- Interactive map of Bortne Tunnel

Overview
- Location: Vestland, Norway
- Coordinates: 61°50′42″N 5°23′41″E﻿ / ﻿61.8451°N 5.3948°E
- Status: Open
- Route: Fv616
- Start: Bortnen
- End: Sørdalsvatnet

Operation
- Work began: 2010
- Opened: 2013
- Operator: Statens vegvesen
- Traffic: Automotive

Technical
- Length: 4,758 metres (15,610 ft)

= Bortne Tunnel =

Tunnel in Bremanger, Norway

The Bortne Tunnel (Bortnetunnelen) is a road tunnel in Bremanger Municipality in Vestland county, Norway. The 4758 m long tunnel was built from 2010 to 2013 and was opened in the summer of 2013. The tunnel is part of Norwegian County Road 616 and it connects the village of Bortnen to an area along lake Sørdalsvatnet, about 8 km north of the municipal center of Svelgen.
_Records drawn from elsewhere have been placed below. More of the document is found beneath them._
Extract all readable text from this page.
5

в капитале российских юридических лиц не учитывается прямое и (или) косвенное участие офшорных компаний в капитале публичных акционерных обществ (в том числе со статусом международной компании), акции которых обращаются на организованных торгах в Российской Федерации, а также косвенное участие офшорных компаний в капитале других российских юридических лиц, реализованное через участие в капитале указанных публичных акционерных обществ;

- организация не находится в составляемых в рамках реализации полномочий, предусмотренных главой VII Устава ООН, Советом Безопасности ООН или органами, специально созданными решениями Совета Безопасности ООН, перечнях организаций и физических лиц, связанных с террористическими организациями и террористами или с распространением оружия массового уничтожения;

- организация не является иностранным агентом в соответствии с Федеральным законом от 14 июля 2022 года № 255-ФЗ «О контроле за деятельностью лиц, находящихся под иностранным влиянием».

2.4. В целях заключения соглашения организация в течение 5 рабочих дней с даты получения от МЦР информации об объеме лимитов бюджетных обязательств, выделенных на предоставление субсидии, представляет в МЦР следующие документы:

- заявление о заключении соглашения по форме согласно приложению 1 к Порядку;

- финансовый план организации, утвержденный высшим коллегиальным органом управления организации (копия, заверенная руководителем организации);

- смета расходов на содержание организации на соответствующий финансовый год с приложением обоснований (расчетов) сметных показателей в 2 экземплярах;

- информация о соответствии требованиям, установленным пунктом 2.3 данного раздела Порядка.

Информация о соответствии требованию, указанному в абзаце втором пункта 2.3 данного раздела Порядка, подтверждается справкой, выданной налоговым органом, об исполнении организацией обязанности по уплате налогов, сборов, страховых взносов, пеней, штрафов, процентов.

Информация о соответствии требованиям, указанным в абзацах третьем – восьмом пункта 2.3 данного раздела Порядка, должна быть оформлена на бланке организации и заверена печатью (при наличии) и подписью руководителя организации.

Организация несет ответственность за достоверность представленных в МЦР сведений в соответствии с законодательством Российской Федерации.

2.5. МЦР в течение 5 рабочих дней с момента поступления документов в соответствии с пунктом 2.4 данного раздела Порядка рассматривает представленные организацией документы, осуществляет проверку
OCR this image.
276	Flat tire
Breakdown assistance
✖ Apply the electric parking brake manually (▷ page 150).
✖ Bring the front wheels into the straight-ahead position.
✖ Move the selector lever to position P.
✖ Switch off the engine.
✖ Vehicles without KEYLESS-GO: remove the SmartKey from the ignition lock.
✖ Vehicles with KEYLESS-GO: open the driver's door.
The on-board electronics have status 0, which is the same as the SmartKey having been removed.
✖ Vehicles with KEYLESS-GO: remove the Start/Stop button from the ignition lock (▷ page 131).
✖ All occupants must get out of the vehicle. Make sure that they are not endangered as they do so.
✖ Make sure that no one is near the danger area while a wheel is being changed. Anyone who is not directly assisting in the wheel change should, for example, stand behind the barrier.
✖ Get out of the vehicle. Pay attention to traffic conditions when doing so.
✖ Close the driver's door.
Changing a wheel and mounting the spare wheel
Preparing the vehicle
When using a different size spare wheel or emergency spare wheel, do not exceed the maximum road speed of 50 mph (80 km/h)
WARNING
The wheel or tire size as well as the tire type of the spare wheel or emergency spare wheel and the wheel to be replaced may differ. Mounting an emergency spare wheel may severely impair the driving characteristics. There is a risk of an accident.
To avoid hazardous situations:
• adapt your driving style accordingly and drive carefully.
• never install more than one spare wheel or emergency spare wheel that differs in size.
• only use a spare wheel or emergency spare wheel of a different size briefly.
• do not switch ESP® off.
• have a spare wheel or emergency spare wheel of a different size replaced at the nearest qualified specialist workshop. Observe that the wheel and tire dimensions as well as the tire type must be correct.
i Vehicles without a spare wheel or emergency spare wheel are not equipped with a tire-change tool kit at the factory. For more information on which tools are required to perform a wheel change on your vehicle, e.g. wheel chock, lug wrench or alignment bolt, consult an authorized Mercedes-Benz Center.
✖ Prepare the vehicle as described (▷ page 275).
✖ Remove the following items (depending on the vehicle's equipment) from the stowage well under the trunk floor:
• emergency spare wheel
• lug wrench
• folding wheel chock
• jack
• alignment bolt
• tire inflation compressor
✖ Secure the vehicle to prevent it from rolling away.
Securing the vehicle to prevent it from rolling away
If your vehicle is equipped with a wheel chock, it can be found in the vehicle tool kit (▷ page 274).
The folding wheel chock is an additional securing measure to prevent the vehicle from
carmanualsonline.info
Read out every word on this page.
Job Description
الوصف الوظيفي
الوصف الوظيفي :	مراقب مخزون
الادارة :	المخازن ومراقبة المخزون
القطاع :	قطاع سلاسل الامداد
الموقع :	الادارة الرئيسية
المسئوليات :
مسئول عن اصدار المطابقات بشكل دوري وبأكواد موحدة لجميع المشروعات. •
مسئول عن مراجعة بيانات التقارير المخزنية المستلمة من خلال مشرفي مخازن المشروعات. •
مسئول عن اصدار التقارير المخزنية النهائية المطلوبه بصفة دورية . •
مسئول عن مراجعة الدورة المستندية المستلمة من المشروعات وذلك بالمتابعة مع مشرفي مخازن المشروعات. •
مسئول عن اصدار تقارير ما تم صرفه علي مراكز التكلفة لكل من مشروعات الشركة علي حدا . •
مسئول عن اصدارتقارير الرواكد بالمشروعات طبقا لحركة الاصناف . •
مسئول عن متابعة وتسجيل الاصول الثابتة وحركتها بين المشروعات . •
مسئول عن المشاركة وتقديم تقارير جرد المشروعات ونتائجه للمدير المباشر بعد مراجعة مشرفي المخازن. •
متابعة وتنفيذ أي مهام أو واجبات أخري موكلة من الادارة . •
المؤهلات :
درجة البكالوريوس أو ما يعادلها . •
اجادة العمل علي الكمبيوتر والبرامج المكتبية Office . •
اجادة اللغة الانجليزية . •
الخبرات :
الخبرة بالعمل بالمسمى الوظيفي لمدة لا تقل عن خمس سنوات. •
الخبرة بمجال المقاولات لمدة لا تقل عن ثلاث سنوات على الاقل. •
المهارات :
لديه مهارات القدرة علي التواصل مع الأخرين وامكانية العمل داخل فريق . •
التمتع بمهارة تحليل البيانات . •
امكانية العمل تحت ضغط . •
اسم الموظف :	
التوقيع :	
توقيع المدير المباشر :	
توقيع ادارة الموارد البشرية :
The tunnel was built as part of a large project to connect the islands of Bremangerlandet and Frøya to the mainland with a direct connection to the municipal center of Svelgen. This tunnel is the final leg of this project. After this tunnel opened, the ferry connection from Smørhamn to Kjelkenes (across the Frøysjøen strait) was discontinued.